"Specific countries" must quit stating "today Ukraine, tomorrow Taiwan," according to China
China is "seriously concerned" about the war in Ukraine escalating and the potential for things to get out of hand, according to Qin Gang, the country's foreign minister.
Beijing has stayed silent over Russia's invasion of Ukraine despite last year's "no limits" partnership between Beijing and Moscow. If China gives military help to Russia, which Beijing claims it is not doing, the United States has threatened dire consequences.
In a speech, Qin urged some states to "immediately stop stoking the fire," adding that these countries also needed to "stop hyping up 'today Ukraine, tomorrow Taiwan'". He declared, "We firmly oppose any type of hegemony, against any foreign meddling in China's affairs." Tuesday saw the publishing of a report by China on the Global Security Initiative (GSI), which is President Xi Jinping's leading security initiative and upholds the idea of "indivisible security," which is also supported by Russia.
In a stopover in Hungary on his way to Moscow on Monday, China's top diplomat Wang Yi called for a peaceful end to the Ukraine crisis.
In keeping with the Kremlin, which portrays the conflict as a "special military operation" meant to safeguard Russia's own security, Beijing has refrained from denouncing Moscow's campaign against Ukraine or calling it a "invasion."

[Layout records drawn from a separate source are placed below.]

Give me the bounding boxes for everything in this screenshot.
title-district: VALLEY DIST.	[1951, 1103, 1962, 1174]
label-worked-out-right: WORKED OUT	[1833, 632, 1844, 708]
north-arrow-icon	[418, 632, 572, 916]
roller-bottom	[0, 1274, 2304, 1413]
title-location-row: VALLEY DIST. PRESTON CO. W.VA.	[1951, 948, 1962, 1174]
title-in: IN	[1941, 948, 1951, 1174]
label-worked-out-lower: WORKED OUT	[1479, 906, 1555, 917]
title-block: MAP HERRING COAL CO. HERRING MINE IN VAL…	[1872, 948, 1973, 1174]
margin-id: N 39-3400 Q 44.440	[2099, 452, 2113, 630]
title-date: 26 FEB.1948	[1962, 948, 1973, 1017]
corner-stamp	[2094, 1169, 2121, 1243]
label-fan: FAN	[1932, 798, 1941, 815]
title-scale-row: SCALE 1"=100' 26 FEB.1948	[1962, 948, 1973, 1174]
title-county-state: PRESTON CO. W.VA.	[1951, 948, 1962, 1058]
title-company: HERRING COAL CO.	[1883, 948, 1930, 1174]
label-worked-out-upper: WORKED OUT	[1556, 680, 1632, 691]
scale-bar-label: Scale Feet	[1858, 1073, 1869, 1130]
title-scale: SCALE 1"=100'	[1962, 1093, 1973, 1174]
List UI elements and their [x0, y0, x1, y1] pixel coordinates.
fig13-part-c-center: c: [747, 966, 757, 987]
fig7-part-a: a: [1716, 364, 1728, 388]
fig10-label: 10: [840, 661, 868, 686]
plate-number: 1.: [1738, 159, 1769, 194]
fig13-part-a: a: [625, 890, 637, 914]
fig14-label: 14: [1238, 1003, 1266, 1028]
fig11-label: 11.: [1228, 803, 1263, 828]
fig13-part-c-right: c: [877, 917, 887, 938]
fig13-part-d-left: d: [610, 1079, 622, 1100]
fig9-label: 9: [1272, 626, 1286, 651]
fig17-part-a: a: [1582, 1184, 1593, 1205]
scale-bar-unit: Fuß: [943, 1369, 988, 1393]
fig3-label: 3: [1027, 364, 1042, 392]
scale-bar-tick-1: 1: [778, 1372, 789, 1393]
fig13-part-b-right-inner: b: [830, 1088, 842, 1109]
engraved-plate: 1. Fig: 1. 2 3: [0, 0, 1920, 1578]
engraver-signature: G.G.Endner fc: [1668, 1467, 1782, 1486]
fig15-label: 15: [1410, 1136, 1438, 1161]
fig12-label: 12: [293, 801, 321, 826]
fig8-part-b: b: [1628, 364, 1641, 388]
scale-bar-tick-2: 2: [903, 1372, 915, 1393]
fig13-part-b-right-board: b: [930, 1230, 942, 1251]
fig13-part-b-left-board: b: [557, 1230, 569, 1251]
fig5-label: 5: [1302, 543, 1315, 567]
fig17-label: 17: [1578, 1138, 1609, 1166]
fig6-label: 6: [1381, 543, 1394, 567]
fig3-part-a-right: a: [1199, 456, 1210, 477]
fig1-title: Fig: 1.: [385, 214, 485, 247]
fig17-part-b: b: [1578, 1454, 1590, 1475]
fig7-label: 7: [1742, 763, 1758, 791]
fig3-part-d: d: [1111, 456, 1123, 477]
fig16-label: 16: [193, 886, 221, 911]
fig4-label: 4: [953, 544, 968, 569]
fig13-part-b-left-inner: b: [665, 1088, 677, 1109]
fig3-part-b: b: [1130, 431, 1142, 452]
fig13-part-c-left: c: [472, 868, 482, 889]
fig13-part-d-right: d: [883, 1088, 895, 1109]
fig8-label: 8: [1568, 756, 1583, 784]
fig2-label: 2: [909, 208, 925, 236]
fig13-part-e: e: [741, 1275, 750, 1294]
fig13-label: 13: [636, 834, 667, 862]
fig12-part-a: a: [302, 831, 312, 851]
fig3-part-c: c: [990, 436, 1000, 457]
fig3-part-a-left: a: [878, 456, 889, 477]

On Saturday, US Secretary of State Antony Blinken issued a warning, telling Wang that the US was "very worried" that China was considering sending "lethal assistance" to Russia major ramifications for our partnership.
In an interview with NBC News, Blinken stated that "there are various forms of deadly support that they are at least contemplating delivering, to include weaponry," adding that Washington would soon provide additional information.
Any Chinese arms shipments to Russia run the risk of escalating the conflict in Ukraine into a conflict between Russia and China on the one side and Ukraine and the NATO military alliance under American leadership on the other.
In defiance of Western demands to isolate Moscow, Xi has supported Vladimir Putin, the president of Russia. After the invasion of Ukraine, trade between China and Russia has increased, and Russia has sold more oil to Asian nations like China.